07 février 2012

douBleDaube ?

J'achète rarement, je l'avoue, le magazine dBD. J'ai toujours un peu l'impression de n'y voir que des bandes dessinées destinées à mon grand-père ou à une sorte de pseudo élite qui, de toute façon, en lit fort peu.
Je le feuillète cependant souvent. Et quand quelque chose me plait bien ou m'énerve, je l'achète. Aujourd'hui, je l'ai acheté.

Evidemment, si je vous en parle, c'est pour ronchonner. Je voudrais cependant préciser que, malgré mon introduction un peu spécieuse, je pense que ce magazine possède de vraies qualités et a surtout le mérite, dans un monde médiatique où l'art séquentiel fait figure de parent pauvre, de parler, avec sérieux, avec prétention même (et c'est une prétention ô combien respectable !), de la bande dessinée.
De la bande dessinée européenne en tout cas.

On voit en effet relativement peu de comics dans les pages de dBD. Et, lorsque comic il y a, c'est évidemment un comic qui n'a pas la vulgarité d'être mainstream. Dans le numéro #60 de ce mois, l'on évoque par exemple Akileos et Jason Little, avec le deuxième (premier en réalité) tome de la série consacrée à la jeune et sympathique Bee (cf cette chronique).
C'est bien. Manque plus que Spiegelman et on se branle tous, un sourire aux lèvres et un balai dans le cul.
Néanmoins, malgré le respect que je porte aux ustensiles ménagers (et même, d'une certaine manière, à Spiegelman, qui n'a rien fait ici, je le rappelle, et il n'est jamais aussi bon que lorsqu'il ne fait rien), il me semble que l'approche manque, sinon de pertinence, au moins de diversité.

Voyons tout de suite un propos qui illustre cruellement l'absence des deux qualités susnommées mais qui peine également, ce qui est plus grave, à se montrer sensé voire simplement impartial.
Le petit encart de dBD, consacré à Urban Comics, est reproduit dans cet article. Il suffit de cliquer dessus pour en savourer toute la... profondeur.
Prenons les choses dans l'ordre.
Tout d'abord, non, Urban Comics n'est pas un label de Glénat mais de Dargaud.
Bon, on pardonnera le lapsus calami à l'auteur, Henri Filippini, proche de Jacques Glénat et ayant travaillé dans la maison d'édition portant le même nom.
La suite, elle, est néanmoins à prendre en compte car elle ne relève pas d'une vague erreur mais bien d'une méconnaissance, au mieux, ou, au pire, d'une volonté de nuire.

Apparemment, selon le journaliste, le "potentiel de lecteurs intéressés par les comics" serait limité en France. Pour quelles raisons ? Un comic étant une bande dessinée, il est difficile de décréter que certaines, pour des raisons géographiques, seraient globalement peu attractives alors que d'autres, pas toujours innovantes ou simplement bien conçues (il existe des exceptions, cf l'article d'aujourd'hui), possèderaient, par nature, un potentiel de séduction supérieur.
Le pire reste à venir puisque là, il ne s'agit plus d'une prise de position, même stupide, mais d'un travestissement de la réalité.
La conclusion, faussement dramatique, interroge en effet sur la possibilité, pour le marché (ah, c'est beau une analyse économique !), d'absorber de nouveaux titres...

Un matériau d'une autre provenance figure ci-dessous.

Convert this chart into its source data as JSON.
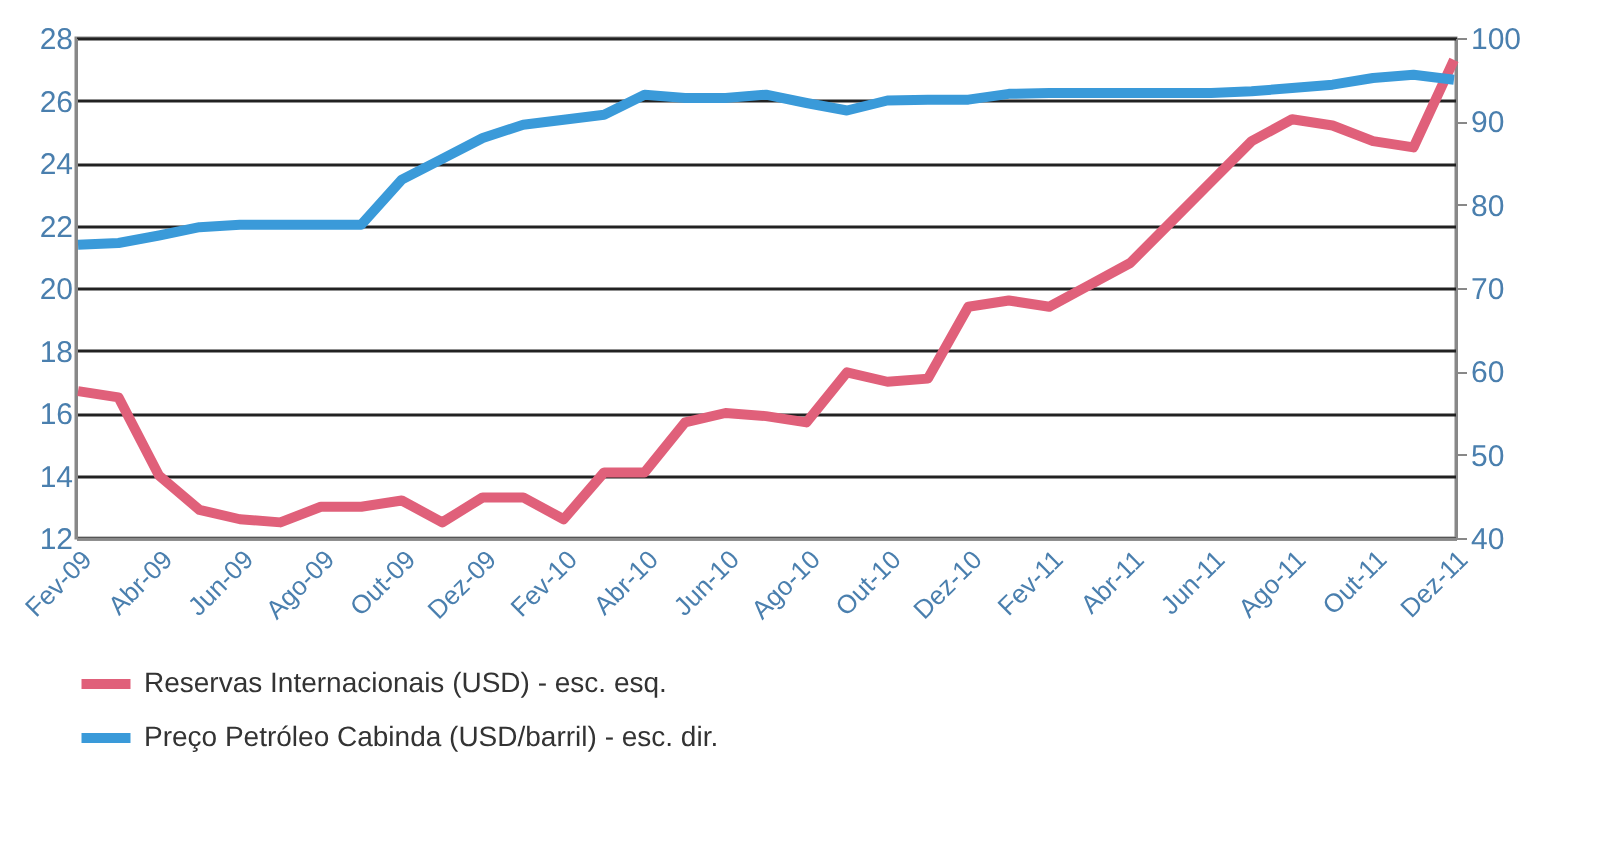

Eh bien, oui, il est possible de proposer des comics, nouveaux, de qualité, et de survivre économiquement (Milady en est la preuve). Mais, surtout, le transfert des titres DC (et Vertigo) de Panini (un éditeur lamentable) à Dargaud (un éditeur bien plus sérieux) n'amène en rien de nouveaux titres sur le marché. Bien qu'en retard sur Marvel, les séries DC Comics existaient déjà en France, et le fait de changer un logo sur une revue kiosque ou un livre en librairie ne changera en rien le volume de l'offre.
Seulement la qualité de celle-ci.

Je suis un peu étonné d'une telle légèreté dans l'analyse. D'autant que, portées par une signature "prestigieuse", les pires imbécilités finissent par s'auréoler d'une certaine légitimité.
Ben non. C'est pas Glénat, c'est Dargaud. C'est pas parce que c'est américain que c'est moins intéressant. Et, cerise sur le déambulateur, un transfert de droits n'augure pas d'une multiplicité des titres. 

Le pire pour un homme de lettres, ce n'est pas de ne plus écrire, c'est de donner aux mots un goût rance qui traduit son renoncement. Ou son incapacité à encore les dompter.